When O’Brien reminded him that the very poor are also struggling today, Romney put his other foot in his mouth: “The challenge right now — we will hear from the Democrat party the plight of the poor….And there’s no question it’s not good being poor and we have a safety net to help those that are very poor... My focus is on middle income Americans ... we have a very ample safety net and we can talk about whether it needs to be strengthened or whether there are holes in it. but we have food stamps, we have Medicaid, we have housing vouchers, we have programs to help the poor.”

Let’s see… in Romneytown we can ignore the very poor. I don’t know about you, but to my mind food stamps, Medicaid and housing vouchers do not constitute even a cheap imitation of the American dream.

Besides, it wasn’t too long ago that we ended welfare because we, as a nation, decided that welfare programs tended to make people dependent on welfare. They undermined initiative and responsibility and the work ethic.

No one can or should live on food stamps alone. What happens if they want to buy clothing for their children, go out to a movie, or take a trip on the subway.

We do have a social safety net, but it is bad news when a presidential candidate fails to understand that we are one nation and that our leaders ought rightly to be concerned with the fate of the least privileged among us.

Erick Erickson, for one, has chastised Romney for playing into a caricature about conservatives. 

In a strange way Romney is also thinking like a liberal. Even though liberals pay significant lip service to the plight of the very poor it sometimes happens that they would rather fix the safety net than open job opportunities for them.

In inner city New York, where unemployment has reached calamitous levels, the City Council routinely refuses to allow WalMart to open stores.

The reason: WalMart is not unionized. And WalMart offers a lot of minimum wage jobs.

The same City Council nixed a plan to develop the Kingsbridge Armory, project that would have created many, many jobs for poor New Yorkers. The reason: the developers refused to adopt a wage scale dictated by the City Council and the labor unions.

When the very poor people of New York’s inner city are deprived of opportunities to have jobs, they are helped by the social safety net. Fixing the safety net while not caring whether or not these people work is the unstated policy of modern liberals.
  

6 comments:

Sixth Sigma Sez said...

I don't think a lot of poor people care about the American dream. Those who do care will finish high school, get married, THEN have their baby.
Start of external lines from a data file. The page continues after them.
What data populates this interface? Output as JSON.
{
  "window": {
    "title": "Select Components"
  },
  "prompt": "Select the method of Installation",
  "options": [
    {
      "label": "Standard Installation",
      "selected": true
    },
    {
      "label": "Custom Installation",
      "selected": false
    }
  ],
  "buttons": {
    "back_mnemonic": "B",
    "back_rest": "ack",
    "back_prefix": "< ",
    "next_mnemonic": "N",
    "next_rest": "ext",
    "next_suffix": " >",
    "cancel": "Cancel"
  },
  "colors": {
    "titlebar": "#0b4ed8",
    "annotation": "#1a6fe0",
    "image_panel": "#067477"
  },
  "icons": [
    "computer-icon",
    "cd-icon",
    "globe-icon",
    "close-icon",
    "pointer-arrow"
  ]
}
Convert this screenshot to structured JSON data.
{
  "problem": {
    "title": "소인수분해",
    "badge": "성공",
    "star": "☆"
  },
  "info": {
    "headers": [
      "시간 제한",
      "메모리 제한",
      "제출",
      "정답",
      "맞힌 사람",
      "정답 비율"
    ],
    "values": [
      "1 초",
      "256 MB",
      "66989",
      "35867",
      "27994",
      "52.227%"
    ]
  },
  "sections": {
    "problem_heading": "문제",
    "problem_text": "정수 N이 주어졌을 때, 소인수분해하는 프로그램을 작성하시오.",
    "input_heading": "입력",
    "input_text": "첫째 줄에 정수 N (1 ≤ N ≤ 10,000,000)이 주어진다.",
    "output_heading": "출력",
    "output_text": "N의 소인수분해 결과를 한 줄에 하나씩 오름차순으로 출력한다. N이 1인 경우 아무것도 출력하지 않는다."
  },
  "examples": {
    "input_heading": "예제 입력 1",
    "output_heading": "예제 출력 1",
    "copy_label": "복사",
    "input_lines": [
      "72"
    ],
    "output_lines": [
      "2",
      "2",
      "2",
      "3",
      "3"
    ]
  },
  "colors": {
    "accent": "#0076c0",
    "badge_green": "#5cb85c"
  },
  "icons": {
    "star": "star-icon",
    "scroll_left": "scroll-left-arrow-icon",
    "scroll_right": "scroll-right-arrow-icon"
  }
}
Those who don't will quit school and live irresponsible lives consisting of sex, drugs, and rock 'n roll, and, oh, yes, food stamps.

Hugh said...

Not much American dreamin' going on in Detroit. Gotta go outside the city limits for that.

Stuart Schneiderman said...

How about giving some of these people a chance at an entry-level job at WalMart. Maybe that will help them to behave more responsibly...

Ralph said...

The poor as a class will always be with us. However, the point lost is that many poor don't stay poor forever. I would guess that most migrate out of poverty if they maintain some semblance of moral sensibility like don't become a drug addict, an illiterate teenage mom, etc. I was very poor at one time, yet was able to finish school and get a job and move up the ladder. Will never be rich, but am rich with a home, a steady job, and a great family. I am living the American dream, though at one time was as poor as a church mouse.

Hugh said...

Whereas Walmart would love to build a store in inner city New York, there is no such impulse to build a Walmart in inner city Detroit. In fact, I don't think there are any Walmart stores within the Detroit city limits.

CatherineM said...

As far as Walmart, they were just as stupid in Chicago and now people take the bus to the burbs for the jobs and the deals. Stupid (but at least they are taking mass transit = green!)

I was sorry he put his foot in his mouth like this, but I don't think he meant the way it came off. But like the "I like to fire people," it's an instant commercial.